07/09/2016

Eu e os 56,5%

Primeiramente eu não voto e sou da equipa dos 56,5%. Não meramente por rebeldia ou como parte de uma manifestação anti-política, mas por achar que fazer política não se limita ao dia de colocar a coisa na urna e, sobretudo, porque nenhuma das cinco candidaturas na Praia me disseram alguma coisa. Isto de voto em branco é muito bonito mas não me diz nada e idiota do cientista ou analista político que ignore a compreensão qualitativa da abstenção na análise das eleições dos novos tempos.

Preferindo evitar falar do PAICV e do seu erro de casting comunicacional e político, reconheço que a equipa suportada pelo MPD fez, nos últimos anos, um bom trabalho na Praia. em matéria de levantar o auto-estima dos praienses depois do furacão Filú e na arte da cosmética urbana.

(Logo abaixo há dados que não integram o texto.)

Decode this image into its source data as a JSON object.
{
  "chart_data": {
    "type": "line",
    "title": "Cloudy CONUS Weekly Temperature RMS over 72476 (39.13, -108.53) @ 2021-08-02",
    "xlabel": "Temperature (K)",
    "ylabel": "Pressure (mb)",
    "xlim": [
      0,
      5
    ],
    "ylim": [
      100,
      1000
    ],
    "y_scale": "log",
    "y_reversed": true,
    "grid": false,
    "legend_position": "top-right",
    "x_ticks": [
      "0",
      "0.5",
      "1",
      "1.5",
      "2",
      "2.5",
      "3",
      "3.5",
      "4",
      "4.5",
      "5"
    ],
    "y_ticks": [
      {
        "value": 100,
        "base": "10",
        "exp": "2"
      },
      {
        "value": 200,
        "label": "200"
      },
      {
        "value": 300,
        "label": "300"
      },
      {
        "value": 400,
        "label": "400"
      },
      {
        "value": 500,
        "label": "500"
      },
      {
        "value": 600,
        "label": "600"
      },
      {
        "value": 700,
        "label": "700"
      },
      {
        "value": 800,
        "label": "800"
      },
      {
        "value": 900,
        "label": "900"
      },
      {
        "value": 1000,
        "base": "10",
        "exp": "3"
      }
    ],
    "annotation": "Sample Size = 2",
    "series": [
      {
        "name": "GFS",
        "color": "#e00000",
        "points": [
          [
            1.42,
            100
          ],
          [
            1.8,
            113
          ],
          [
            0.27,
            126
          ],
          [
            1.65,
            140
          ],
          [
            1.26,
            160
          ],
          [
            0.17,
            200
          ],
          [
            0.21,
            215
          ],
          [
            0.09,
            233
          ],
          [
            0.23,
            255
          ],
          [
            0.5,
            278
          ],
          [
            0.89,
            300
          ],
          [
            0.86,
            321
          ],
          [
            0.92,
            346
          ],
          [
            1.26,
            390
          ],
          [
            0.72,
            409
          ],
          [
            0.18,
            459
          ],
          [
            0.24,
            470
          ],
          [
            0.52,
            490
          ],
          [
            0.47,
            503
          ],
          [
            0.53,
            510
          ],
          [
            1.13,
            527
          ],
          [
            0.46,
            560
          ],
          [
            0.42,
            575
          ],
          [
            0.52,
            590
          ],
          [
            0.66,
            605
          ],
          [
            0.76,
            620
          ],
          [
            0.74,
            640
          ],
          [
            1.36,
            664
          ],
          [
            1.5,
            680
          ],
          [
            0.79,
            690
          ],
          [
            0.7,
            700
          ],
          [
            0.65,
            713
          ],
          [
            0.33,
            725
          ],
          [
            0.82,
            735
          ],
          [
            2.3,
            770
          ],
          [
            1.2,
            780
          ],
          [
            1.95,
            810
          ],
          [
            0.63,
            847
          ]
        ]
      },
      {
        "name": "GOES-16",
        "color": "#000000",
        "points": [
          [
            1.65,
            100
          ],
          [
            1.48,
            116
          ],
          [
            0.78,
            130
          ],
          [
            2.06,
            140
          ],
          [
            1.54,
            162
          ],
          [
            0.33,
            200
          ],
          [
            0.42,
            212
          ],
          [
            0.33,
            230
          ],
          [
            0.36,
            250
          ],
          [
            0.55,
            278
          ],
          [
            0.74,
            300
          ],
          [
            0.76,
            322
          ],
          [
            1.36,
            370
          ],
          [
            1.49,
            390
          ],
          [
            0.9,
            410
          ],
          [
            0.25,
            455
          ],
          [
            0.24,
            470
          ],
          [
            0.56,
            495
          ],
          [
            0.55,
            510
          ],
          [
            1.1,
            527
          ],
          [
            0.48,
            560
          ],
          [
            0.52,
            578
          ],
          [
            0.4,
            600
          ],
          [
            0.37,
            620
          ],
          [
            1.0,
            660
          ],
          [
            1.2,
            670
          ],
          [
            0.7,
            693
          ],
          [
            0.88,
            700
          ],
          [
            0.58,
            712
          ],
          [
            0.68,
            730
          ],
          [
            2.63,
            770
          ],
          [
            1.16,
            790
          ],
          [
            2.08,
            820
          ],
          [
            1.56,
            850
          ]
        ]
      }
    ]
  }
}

A sociologia urbana chama a esse segundo processo de esteticização urbana, o que quer dizer que é necessário muito mais para que de facto se alcançe o tão falado bem-estar social. que da minha felecidade trato eu.

Sinceramente, não vejo como que uma equipa que confunde política urbana com política imobiliária ou edificação de minis fitness park e afins com política de promoção de espaços públicos conseguirá alcançar o chamado urbanismo de coesão social, mas temos os próximos quatro anos para ver se a malta abre a pestana, sem grandes expectativas e djobendu senpri pa ladu.

Sobre as restantes candidaturas, o mês do carnaval que eu saiba é em Fevereiro, embora a malta da cidade dos mandingas inventou a cena do carnaval de verão.